Entscheidungsstichwort (Thema)

Umsatzsteuersatz von Imbissbetrieben auf Volksfesten und Jahrmärkten

 

Leitsatz (redaktionell)

1) § 3 Abs. 9 Satz 4 UStG ist nicht in vollem Umfang richtlinienkonform. Eine Umqualifizierung von Lieferungen in sonstige Leistungen ist unzulässig.

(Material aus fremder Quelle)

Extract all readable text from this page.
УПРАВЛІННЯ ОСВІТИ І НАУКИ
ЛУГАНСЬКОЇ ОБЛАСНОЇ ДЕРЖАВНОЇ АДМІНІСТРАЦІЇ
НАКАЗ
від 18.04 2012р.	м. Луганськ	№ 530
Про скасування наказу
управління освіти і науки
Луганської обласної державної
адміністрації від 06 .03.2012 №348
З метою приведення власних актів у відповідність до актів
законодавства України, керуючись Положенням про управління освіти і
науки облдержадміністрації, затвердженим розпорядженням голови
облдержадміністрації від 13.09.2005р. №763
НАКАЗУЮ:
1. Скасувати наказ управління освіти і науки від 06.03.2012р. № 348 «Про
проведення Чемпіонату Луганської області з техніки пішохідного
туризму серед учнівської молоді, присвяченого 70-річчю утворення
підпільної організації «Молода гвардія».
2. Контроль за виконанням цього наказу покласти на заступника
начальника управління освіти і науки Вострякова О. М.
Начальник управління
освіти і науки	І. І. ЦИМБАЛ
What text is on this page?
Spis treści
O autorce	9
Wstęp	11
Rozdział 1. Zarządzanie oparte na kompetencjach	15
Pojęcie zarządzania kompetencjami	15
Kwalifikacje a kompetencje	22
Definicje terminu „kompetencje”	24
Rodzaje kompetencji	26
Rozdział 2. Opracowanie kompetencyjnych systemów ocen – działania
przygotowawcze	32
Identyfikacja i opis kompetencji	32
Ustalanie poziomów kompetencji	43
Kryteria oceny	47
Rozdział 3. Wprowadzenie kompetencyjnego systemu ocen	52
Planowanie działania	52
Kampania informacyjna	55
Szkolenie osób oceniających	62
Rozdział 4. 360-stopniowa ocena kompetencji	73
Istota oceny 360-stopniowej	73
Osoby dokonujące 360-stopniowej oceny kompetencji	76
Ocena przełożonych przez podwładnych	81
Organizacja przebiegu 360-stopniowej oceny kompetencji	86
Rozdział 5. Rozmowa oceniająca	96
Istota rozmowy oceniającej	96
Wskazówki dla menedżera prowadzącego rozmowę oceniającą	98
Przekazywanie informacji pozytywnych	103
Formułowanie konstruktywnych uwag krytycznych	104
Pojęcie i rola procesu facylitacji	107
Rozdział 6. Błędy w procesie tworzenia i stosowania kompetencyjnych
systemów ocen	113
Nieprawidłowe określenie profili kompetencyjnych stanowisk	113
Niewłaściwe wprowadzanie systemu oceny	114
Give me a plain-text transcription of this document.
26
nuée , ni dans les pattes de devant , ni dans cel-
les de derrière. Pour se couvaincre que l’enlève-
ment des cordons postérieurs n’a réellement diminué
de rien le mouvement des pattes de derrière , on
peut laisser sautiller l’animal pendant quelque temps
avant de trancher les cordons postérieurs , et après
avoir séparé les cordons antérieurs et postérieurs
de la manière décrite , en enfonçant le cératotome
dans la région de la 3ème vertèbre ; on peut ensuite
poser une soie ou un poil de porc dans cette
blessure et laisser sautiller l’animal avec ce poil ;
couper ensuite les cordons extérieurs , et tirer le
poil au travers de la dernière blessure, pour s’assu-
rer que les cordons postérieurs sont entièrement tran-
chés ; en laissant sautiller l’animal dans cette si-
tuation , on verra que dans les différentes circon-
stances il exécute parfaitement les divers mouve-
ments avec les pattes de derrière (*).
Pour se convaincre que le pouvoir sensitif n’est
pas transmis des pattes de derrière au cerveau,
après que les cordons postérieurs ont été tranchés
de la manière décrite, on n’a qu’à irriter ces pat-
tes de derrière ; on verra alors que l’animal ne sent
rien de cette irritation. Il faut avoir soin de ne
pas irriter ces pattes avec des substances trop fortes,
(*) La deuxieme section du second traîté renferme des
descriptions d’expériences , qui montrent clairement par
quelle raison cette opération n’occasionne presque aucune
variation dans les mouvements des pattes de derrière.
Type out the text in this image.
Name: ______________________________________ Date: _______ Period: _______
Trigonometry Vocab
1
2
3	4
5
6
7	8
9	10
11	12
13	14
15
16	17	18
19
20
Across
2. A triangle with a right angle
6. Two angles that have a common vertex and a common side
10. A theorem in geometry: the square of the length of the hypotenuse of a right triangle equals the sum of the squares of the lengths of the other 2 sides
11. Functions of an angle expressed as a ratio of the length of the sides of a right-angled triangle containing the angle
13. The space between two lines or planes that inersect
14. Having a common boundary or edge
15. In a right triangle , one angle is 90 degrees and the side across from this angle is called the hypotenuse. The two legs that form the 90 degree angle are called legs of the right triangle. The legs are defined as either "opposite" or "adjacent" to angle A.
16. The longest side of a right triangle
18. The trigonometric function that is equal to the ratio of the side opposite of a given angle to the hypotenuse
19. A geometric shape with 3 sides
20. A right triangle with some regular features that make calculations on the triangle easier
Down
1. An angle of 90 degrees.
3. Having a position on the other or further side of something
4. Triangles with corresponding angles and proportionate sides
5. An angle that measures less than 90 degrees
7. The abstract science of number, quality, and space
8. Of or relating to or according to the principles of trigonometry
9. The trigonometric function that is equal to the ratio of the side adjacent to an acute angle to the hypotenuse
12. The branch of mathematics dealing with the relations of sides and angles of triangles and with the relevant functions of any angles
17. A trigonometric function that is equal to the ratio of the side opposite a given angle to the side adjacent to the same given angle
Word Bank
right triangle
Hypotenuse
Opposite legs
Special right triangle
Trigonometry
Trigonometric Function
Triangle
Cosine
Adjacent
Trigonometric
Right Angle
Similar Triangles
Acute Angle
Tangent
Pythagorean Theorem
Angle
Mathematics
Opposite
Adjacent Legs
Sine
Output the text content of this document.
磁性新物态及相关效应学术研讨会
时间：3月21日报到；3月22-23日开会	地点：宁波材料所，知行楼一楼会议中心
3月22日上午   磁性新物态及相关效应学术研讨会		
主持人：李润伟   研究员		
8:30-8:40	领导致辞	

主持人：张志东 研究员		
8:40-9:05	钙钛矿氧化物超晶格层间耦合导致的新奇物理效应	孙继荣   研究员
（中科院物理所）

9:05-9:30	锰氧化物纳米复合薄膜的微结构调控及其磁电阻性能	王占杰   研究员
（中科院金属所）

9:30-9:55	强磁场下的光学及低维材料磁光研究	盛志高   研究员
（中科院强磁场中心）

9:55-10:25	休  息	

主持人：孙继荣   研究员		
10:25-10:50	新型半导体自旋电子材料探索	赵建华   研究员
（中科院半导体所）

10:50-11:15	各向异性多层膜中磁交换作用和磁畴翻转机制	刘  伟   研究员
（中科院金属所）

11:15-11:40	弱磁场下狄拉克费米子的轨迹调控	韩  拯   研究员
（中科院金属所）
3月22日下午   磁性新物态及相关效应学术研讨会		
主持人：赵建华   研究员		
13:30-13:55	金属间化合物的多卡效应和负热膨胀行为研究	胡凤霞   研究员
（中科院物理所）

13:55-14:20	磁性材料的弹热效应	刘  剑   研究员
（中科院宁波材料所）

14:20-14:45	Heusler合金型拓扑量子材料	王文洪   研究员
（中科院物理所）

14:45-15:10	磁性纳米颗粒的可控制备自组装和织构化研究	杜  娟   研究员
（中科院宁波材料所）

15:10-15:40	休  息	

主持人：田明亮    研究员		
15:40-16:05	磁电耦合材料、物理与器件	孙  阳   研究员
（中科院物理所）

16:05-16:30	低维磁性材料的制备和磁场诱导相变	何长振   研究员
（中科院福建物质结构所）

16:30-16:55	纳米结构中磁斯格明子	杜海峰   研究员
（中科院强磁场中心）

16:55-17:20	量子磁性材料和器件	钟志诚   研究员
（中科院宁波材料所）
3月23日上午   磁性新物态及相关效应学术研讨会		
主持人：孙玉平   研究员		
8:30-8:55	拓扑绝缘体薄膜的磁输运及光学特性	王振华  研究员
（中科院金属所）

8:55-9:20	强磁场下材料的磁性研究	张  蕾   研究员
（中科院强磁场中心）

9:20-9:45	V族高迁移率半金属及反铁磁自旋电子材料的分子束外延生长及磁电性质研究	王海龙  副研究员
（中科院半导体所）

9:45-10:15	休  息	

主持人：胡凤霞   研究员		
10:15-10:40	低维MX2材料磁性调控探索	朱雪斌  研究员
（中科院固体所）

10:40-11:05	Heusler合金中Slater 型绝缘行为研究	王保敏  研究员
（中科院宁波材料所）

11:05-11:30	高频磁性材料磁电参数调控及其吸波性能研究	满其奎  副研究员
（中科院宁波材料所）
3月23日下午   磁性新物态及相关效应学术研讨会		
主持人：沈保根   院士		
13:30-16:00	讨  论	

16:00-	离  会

2) Umsätze von Imbissbetrieben auf Volksfesten und Jahrmärkten, bei denen die Kunden den Imbiss an "Verzehrvorrichtungen" in Gestalt von Verkaufstheken bzw. Ablagebrettern einnehmen, unterliegen dem Regelsteuersatz. Sofern der Kunde den Imbiss "mitnimmt", unterliegen die Umsätze dem ermäßigten Steuersatz nach § 12 Abs. 2 Nr. 1 UStG.

3) Dass der Imbissbetrieb die Speisen zubereitet, sie in Papierservietten oder Einwegschälchen mit Einweggabeln und "Verzehrvorrichtungen" bereithält, steht der Anwendung des ermäßigten Steuersatzes nicht entgegen.

 

Normenkette

UStG § 3 Abs. 9 S. 4; RL 77/388 EWG Art. 6 Abs. 1; UStG § 12 Abs. 2 Nr. 1

 

Nachgehend

BFH (Urteil vom 08.06.2011; Aktenzeichen XI R 38/08)

BFH (Urteil vom 08.06.2011; Aktenzeichen XI R 38/08)

 

Tatbestand

Streitig ist im Rahmen der Umsatzsteuer(USt-)Festsetzungen für 1997 bis 2002, ob die Umsätze eines Imbissbetriebs aus der Abgabe von Speisen dem allgemeinen oder dem ermäßigten Steuersatz zu unterwerfen sind.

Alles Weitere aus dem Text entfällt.